Starring Matt Damon, Franka Potente, Clive Owen, Chris Cooper, Julia Stiles

Potente is the movie's biggest human factor. But not the only one. Entertaining, handsome and gripping, "The Bourne Identity" is something of an anomaly among big-budget summer blockbusters: a thriller with some brains and feeling behind it, more attuned to story and character than to spectacle. The exciting action sequences, for the most part efficiently and clearly shot and edited, serve the story instead of overwhelming it. "The Bourne Identity" is just good enough to make you wish it were truly first-rate and that the script -- adapted from Robert Ludlum's 1980 thriller by Tony Gilroy and William Blake Herron -- had memorable dialogue instead of being merely serviceable. For that matter, I wish the direction of Doug Liman were sharper and that he had the resources to provide the depth he's aiming for rather than to just suggest it.

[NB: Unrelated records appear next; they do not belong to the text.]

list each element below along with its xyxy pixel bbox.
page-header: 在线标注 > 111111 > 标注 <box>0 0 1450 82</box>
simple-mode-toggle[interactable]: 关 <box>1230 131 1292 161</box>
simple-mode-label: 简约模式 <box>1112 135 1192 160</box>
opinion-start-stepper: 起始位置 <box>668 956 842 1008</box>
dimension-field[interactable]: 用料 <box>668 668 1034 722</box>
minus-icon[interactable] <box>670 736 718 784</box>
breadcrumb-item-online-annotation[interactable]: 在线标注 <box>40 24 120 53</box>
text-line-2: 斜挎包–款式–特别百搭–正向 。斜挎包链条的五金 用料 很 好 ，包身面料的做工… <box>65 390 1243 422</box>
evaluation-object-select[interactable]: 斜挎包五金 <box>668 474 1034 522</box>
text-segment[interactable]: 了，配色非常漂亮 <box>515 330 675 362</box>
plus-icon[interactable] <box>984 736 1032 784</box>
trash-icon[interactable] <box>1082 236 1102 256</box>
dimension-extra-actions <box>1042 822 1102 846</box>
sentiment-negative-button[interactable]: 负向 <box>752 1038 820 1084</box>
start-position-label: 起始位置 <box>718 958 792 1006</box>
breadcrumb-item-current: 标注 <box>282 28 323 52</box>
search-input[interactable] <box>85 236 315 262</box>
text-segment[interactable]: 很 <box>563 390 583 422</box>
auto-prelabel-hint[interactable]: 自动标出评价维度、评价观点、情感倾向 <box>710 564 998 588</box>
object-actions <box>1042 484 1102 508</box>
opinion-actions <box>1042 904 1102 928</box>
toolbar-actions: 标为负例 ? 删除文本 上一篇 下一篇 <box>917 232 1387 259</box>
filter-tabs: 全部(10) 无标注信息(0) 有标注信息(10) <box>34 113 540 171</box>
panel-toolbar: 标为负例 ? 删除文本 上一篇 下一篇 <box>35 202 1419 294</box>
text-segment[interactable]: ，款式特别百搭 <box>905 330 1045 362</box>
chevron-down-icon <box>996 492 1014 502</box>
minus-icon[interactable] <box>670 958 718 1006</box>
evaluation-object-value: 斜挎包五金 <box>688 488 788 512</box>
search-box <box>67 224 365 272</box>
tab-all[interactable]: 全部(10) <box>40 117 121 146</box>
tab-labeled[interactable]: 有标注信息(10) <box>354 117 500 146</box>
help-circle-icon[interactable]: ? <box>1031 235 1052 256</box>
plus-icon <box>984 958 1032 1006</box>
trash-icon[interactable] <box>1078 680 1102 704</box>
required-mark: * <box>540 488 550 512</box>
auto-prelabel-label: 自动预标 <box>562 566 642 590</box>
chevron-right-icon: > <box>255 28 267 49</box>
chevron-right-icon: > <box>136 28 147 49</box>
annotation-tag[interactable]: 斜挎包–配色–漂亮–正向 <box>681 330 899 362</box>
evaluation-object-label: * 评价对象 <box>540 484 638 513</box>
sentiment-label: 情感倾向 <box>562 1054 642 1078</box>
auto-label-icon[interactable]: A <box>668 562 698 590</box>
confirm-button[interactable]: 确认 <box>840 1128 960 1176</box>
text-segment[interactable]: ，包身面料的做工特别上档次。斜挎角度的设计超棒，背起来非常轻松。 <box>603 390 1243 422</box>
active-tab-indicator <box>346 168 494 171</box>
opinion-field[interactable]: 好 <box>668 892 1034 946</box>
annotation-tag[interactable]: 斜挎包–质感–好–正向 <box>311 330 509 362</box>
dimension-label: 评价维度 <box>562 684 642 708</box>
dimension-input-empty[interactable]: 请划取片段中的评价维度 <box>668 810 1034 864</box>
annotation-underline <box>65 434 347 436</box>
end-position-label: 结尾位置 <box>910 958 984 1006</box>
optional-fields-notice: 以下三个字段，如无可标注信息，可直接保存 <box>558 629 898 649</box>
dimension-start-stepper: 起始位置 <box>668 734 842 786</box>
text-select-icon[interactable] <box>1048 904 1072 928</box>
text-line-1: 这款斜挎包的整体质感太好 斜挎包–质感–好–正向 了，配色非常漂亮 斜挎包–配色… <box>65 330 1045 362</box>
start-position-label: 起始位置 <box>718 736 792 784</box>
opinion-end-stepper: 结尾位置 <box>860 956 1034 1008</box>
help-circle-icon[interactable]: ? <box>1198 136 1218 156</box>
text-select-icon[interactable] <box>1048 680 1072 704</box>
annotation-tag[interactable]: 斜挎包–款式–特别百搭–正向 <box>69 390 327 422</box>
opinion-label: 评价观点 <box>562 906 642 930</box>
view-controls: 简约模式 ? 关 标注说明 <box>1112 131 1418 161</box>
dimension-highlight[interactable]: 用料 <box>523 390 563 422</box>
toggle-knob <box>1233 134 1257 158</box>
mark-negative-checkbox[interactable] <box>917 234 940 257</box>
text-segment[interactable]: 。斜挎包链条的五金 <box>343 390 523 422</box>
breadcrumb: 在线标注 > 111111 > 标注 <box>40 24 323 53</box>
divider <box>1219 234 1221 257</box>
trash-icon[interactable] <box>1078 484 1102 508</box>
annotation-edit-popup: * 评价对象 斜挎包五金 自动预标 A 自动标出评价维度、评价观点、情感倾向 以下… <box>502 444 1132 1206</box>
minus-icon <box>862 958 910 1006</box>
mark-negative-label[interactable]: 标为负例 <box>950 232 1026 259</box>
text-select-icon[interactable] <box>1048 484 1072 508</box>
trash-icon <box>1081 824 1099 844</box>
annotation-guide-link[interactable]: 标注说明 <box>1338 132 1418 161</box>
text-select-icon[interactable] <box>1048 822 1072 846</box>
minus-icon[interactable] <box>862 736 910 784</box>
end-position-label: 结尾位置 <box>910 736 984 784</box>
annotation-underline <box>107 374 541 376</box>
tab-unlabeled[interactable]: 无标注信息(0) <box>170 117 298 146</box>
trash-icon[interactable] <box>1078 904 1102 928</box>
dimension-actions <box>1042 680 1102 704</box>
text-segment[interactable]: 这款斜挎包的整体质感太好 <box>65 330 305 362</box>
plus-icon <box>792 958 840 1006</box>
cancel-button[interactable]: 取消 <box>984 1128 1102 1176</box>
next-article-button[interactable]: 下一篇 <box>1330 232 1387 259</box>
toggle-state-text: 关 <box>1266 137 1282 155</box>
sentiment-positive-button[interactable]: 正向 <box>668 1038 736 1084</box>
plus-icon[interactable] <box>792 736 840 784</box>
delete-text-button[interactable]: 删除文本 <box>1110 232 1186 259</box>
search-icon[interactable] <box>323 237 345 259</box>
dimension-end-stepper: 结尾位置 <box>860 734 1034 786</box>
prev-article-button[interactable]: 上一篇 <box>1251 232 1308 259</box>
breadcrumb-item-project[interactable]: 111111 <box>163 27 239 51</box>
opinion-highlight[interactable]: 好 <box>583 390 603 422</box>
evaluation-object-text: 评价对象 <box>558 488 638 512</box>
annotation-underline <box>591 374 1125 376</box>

Still, it's the first movie that makes it possible to believe in Liman as a filmmaker. "The Bourne Identity" will probably produce the predictable grumblings that the director of the heralded indies "Swingers" and "Go" has turned to a mainstream Hollywood package, even though his work here is in every way an improvement over those pictures. "Swingers," much beloved by its fans, barely seemed like a movie to me. It played like an overextended, self-congratulatory sketch for the lounge kids who buy Sinatra records as kitsch artifacts (and who probably haven't seen the same material, done infinitely better, in "Diner"). "Go," with its gimmicky time structure and easy pop nihilism, was Liman's bid to become the teeny-bop Tarantino, but about the only thing the movie had going for it (and the only thing I retain) is Katie Holmes' smile.

"The Bourne Identity" flirts with some of that movie's flash. There are sudden edits or showy camera moves that are unnecessary because Liman does a fine job of building tension without them. And Liman hasn't figured out how to transcend the limitations of genre in the way that, say, Brian De Palma has or that Philip Kaufman did in "Rising Sun."

But the movie is professional, confident and, more important, coherent in a way we can no longer take for granted in studio releases. Not when the likes of Michael Bay have reduced action movies to disconnected bits and pieces, not when most big-budget thrillers are so in thrall to effects and splintered editing that there's no way of telling what's going on in the action sequences. This is the third spy movie I've seen in the last few weeks. And it may not be much of a compliment to Liman to say that it puts to shame the ponderous, self-important "Sum of All Fears," which has all the style and excitement of a suit sale at Robert Hall, or "Bad Company," a piece of high-concept turkey rotting on the screen. But even on its own terms, the movie is engrossing and reasonably intelligent, and it feels as though it was made by individuals instead of by committee.